Gaines lives with a hooker, and tries to maintain a relationship, while wearing similar blinders about what she does and who she does it with. She does some phone-sex work, which I think was probably a technology that was in its infancy in 1975. Apparently 1975 was also a time when a man could still smack a woman around if she disagreed with him. Feminism still had a long way to go.
But in a shocking coincidence, the man who hosted the party where the dead girl was on the night she died is also the main client of Gaines' girlfriend. This is at the very least awkward and at most, a conflict of interest. But I guess that's what you're going to get if you're a cop who dates a hooker. The other cops all use this information to make fun of him, with his c.o. even threatening to bust her for Christmas and throw her in lock-up with a "bunch of bull-dykes". Yeah, LGBT sensitivity also had a long way to go.
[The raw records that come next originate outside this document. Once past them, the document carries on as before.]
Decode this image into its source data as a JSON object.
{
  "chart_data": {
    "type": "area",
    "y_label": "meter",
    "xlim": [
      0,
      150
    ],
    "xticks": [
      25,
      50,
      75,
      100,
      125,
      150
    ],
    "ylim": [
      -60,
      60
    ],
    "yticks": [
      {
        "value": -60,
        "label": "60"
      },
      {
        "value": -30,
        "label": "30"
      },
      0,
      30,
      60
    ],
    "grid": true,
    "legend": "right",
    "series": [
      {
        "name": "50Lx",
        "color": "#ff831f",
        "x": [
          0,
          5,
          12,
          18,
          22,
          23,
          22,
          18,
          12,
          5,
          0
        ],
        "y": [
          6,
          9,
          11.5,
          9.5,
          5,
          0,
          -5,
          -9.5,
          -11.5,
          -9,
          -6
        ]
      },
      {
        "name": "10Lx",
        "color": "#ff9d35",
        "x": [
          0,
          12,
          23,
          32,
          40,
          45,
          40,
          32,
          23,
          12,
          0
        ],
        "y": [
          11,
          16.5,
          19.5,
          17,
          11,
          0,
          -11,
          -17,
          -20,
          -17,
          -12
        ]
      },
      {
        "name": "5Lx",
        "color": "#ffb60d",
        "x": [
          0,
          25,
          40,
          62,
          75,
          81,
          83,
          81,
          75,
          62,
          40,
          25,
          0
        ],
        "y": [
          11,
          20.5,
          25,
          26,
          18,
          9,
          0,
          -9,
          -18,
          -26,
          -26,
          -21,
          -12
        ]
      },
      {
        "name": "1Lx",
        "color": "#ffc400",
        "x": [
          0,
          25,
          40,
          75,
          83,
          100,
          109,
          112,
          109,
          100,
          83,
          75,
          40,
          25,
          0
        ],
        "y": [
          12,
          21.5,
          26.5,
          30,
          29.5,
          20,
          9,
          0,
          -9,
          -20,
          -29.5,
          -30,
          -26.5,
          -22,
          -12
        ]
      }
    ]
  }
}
For the second night in a row, Burt Reynolds' character dreams of going to Italy - in "Heat" it was Venice, and in this film, it's Rome. Is this a common theme in Burt's movies, or just a small coincidence?
But it feels like there are an awful lot of loose threads here - like what exactly did an L.A. councilman have to do with that bombing in Akron (the hotbed of mob activity, I know...)? And what happened with the guy that Gaines and his partner were supposed to follow from the airport, wasn't he a terrorist or something? Did he end up running loose in L.A.? And what about the guy who stole women's shoes as some kind of fetish thing, whatever happened to him? A lot of unresolved questions.
Also starring Catherine Deneuve (last seen in "The Musketeer"), Ben Johnson (last seen in "The Train Robbers"), Paul Winfield (last seen in "Cliffhanger"), Eileen Brennan (last seen in "The Cheap Detective"), Eddie Albert (last seen in "The Big Picture"), Ernest Borgnine (last seen in "Gattaca"), Catherine Bach (last seen in "Thunderbolt and Lightfoot"), Jack Carter, with cameos from Fred Willard (last seen in "The Wedding Planner"), Robert Englund, James Hampton (last seen in "The China Syndrome"), and porn star Colleen Brennan.